Lecture 9 Flashcards
Define Bioinformatics (include the fields it encompasses)
Bioinformatics: an interdisciplinary field that uses computational tools for understanding biological data.
Bioinformatics combines biology, computer science, information engineering, math, and statistics to interpret biological data
Define Proteomics and Proteome
Proteomics: The study of proteins
Proteome: the entire set of proteins produced by an organism
State the 2 functions of Ang (angiogenin)
hydrolyzes RNA’s
interacts with DNA causing a promoter-like increase in the expression of rRNA
Describe on a molecular level, how Angiogenin interacts with DNA to enhance the expression of rRNA
it enhances rRNA transcription by binding to the CT-rich angiogenin binding element (ABE) within the upstream intergenic region of rDNA
Define homologs (homologous proteins)
Homologs: 2 molecules that are descended from a common ancestor
Compare Paralogs and Orthologs
Paralogs: homologs present WITHIN ONE SPECIES that have a common origin (a duplication event) but may have evolved different functions
(so paralogs may have similar structure but different functions)

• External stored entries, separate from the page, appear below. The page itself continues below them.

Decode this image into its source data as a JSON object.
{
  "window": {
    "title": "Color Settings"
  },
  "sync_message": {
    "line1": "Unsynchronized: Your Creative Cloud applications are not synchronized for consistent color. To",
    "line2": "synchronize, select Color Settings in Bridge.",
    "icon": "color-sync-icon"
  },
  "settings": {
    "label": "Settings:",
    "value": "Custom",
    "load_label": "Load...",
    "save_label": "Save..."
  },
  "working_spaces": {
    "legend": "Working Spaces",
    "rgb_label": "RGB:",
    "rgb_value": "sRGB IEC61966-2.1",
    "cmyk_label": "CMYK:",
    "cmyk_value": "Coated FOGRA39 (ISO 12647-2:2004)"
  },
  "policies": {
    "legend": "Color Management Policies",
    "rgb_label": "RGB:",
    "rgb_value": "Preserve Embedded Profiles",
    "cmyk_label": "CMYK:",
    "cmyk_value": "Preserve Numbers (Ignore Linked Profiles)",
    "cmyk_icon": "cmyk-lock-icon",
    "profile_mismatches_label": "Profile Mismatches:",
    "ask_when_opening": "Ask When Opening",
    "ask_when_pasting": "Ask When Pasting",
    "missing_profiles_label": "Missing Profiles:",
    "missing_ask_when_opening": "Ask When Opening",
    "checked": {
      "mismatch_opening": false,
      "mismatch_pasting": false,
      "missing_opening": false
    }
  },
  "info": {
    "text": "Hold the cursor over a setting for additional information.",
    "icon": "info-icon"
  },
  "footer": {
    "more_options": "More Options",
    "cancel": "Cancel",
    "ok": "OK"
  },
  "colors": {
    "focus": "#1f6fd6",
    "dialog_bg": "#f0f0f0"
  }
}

Orthologs: homologs that are present in DIFFERENT species and that have similar functions
(more like identical twins)
Describe the process of sequence alignment and state why it is useful
Sequence Alignment: a process that systemically aligned sequences in order to search for similarities
Sequence comparisons (conducted via sequence alignment) can rule out the possibility that the similarities between samples are due to chance
True or False:
Sequence identities can be established by sliding one sequence past the other and counting the number of matches. explain.
True
while there are now more efficient ways to find these similarities, this method can also find similarities between sequences
(Myoglobin and Alpha-hemoglobin are 25.9% identical and many of these similarities were identified via the “sliding method”)
Introducing “gaps” into one of the sequences has been found to create better alignments between the sequences. What is a common issue with the gap introduction method? how do “scoring systems” account for this issue with the introduction of gaps?
the use of gaps may generate artificial similarities
scoring systems give 10 points for an assigned match between sequences and 25 points are DEDUCTED for a gap
Describe how the statistical significance of alignements between sequences can be estimated by shuffling.
Basically, if you compare the score you get after randomly shuffling the sequences to the score you got from the original alignment, you can determine the if they alignments were due to chance or actually significant
(if the original score is not sufficiently different from the randomized score, the original alignment could be a result of chance)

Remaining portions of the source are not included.